Ces vertus, Messieurs, je crois que Treilhard les devait à son pays d’origine.. Les qualités morales tiennent surtout aux exemples dont notre enfance a été entourée ; c’est dans cette petite ville de Brive, dans cette famille aux mœurs simples et pures et à l’esprit cultivé, que Treilhard a puisé l’amour du travail, le sentiment du devoir, l’honnêteté de la vie, la droiture et la probité.

En terminant, Messieurs, permettez-moi d’exprimer un vœu auquel certainement vous vous associerez tous. Il existe un portrait de Treilhard, qui le représente à la fin de sa carrière, en grand costume de président de section au Conseil d’État. Des yeux à la fois perçants et doux ; des sourcils noirs et bien arqués qui font contraste avec ses cheveux blancs, éclairent un sourire fin, une physionomie pleine d’intelligence et de bonté. Je voudrais que nous eussions une copie de ce portrait à l’Hôtel-de-Ville de Brive, à côté de celui des autres Brivistes qui, comme Treilhard, ont honoré leur ville natale et servi leur pays[9].

  1. Lecture faite le 26 février 1882 à l’assemblée annuelle de l’Association Corrézienne.
  2. Une plaque commémorative a été placée officiellement par la municipalité sur la maison Treilhard le 22 septembre 1892.
  3. Le sceau des Consuls, caractère distinctif de la juridiction communale, portait les armes de la ville, symbole de ses libertés ; d’un côté, trois épis de blé, avec cette légende : Sigillum consulatus Brivæ, et sur le revers, un buste avec cette légende : Sanctus Martinus, martyr Brivæ.
    Voir, au sujet des divers sceaux de la ville de Brive, l’étude de M. Philippe de Bosredon, Bulletin de la Société scientifique, historique et archéologique de la Corrèze, T. IV, p. 217.
  4. Treilhard était investi lui-même d’une de ces dignités ; Il était bailli de la Trésorerie de la Sainte-Chapelle, petite juridiction que l’usage réservait à l’un des avocats au Parlement de Paris.
  5. « Vos décrets, dit-il dans un de ses rapports, ne portent point atteinte à notre sainte religion : ils la ramèneront à sa pureté primitive, et les prêtres redeviendront les anciens chrétiens de l’Évangile… » Ailleurs, il explique qu’il s’agit d’assurer au pays des prêtres plus purs et plus respectés, des couvents où ne resteront plus que les religieux qui veulent mourir dans leurs cloîtres et où la règle sera mieux observée… Le but est « que les consciences soient moins troublées… », « que tous les citoyens, réunis par le désir du bonheur commun, n’aient plus qu’un cœur, qu’une âme et qu’une volonté… » Si, comme on l’a dit, l’histoire n’est que le tableau des illusions des hommes, tâchons de pardonner à ceux dont les illusions ont été généreuses.
  6. Voir dans la Vie de J.-B. Treilhard, par M. Guyot d’Amfreville, p. 40, la note touchante écrite à cette époque par Treilhard, pour son fils, encore enfant.
  7. Exposé des motifs du Code de procédure civile, p. 3.
  8. Exposé des motifs du Code pénal, pp. 2 et 5.
  9. L’administration municipale de la ville de Brive a bien voulu donner suite à ce vœu.

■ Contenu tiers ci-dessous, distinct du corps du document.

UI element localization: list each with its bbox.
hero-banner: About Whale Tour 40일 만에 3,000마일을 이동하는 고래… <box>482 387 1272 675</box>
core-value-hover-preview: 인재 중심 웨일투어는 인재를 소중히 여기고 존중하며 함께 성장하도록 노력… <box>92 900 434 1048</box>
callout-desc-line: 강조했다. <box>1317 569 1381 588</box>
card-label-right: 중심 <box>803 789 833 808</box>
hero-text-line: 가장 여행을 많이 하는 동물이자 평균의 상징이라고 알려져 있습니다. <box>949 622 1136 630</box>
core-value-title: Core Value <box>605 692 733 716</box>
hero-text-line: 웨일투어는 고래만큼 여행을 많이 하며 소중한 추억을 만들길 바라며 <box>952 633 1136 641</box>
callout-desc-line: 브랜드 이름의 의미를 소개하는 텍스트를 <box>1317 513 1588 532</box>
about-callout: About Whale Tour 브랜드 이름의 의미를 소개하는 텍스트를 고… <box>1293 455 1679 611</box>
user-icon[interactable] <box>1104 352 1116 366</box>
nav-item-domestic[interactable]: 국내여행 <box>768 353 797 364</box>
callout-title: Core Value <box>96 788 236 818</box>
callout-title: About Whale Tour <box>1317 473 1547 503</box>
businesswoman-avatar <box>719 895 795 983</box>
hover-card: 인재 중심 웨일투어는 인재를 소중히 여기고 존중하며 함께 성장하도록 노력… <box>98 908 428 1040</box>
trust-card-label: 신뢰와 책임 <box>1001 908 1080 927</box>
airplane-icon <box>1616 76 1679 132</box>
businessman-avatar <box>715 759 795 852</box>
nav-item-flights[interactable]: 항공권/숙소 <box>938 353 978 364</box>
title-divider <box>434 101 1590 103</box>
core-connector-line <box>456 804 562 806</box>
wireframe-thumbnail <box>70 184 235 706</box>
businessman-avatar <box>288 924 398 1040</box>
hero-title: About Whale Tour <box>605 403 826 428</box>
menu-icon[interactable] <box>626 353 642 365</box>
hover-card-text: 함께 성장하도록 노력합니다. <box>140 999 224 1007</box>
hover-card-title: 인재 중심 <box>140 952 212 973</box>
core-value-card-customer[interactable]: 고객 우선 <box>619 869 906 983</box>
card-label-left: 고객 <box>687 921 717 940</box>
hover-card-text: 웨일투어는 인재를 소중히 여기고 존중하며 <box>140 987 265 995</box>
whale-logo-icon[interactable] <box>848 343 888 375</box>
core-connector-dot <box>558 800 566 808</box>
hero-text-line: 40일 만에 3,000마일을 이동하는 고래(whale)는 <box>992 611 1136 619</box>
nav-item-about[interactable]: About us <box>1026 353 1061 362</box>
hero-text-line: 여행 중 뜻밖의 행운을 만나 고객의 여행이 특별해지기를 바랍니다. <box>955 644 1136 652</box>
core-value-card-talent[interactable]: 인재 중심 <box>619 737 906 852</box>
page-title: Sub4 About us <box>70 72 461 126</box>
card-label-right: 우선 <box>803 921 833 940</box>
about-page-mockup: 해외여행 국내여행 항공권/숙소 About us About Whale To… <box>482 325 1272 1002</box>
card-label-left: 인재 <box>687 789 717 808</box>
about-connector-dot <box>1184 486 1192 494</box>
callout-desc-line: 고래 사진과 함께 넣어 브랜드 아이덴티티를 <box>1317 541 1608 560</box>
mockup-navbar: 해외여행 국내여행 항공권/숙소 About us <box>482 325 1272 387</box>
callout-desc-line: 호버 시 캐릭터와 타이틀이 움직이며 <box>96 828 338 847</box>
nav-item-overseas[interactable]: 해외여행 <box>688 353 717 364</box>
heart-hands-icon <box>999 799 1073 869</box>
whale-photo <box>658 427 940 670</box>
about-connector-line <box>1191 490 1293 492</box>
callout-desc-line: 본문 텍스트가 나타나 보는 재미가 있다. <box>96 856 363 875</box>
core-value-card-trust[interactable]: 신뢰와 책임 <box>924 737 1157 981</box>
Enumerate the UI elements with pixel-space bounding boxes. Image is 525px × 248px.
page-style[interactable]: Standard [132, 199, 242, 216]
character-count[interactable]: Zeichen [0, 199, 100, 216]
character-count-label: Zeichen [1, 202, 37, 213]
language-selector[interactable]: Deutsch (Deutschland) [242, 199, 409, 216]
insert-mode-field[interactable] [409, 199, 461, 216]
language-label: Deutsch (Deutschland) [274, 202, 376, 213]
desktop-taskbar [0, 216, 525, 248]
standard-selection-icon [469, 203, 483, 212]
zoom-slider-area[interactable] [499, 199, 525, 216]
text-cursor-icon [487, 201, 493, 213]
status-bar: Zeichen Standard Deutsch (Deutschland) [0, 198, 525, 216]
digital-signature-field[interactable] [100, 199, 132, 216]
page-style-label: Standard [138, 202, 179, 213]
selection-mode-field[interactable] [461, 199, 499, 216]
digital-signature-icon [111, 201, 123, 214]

Elle a chargé un compatriote, M. Francis Lavialle de Lameillère, membre de l’Association Corrézienne, de faire une copie du portrait mis gracieusement à la disposition de la ville par la famille Treilhard ; cette copie a été placée à l’Hôtel-de-Ville, à côté des portraits des de l’Estang, Dubois, Vielbans, Grivet, Rivet, etc.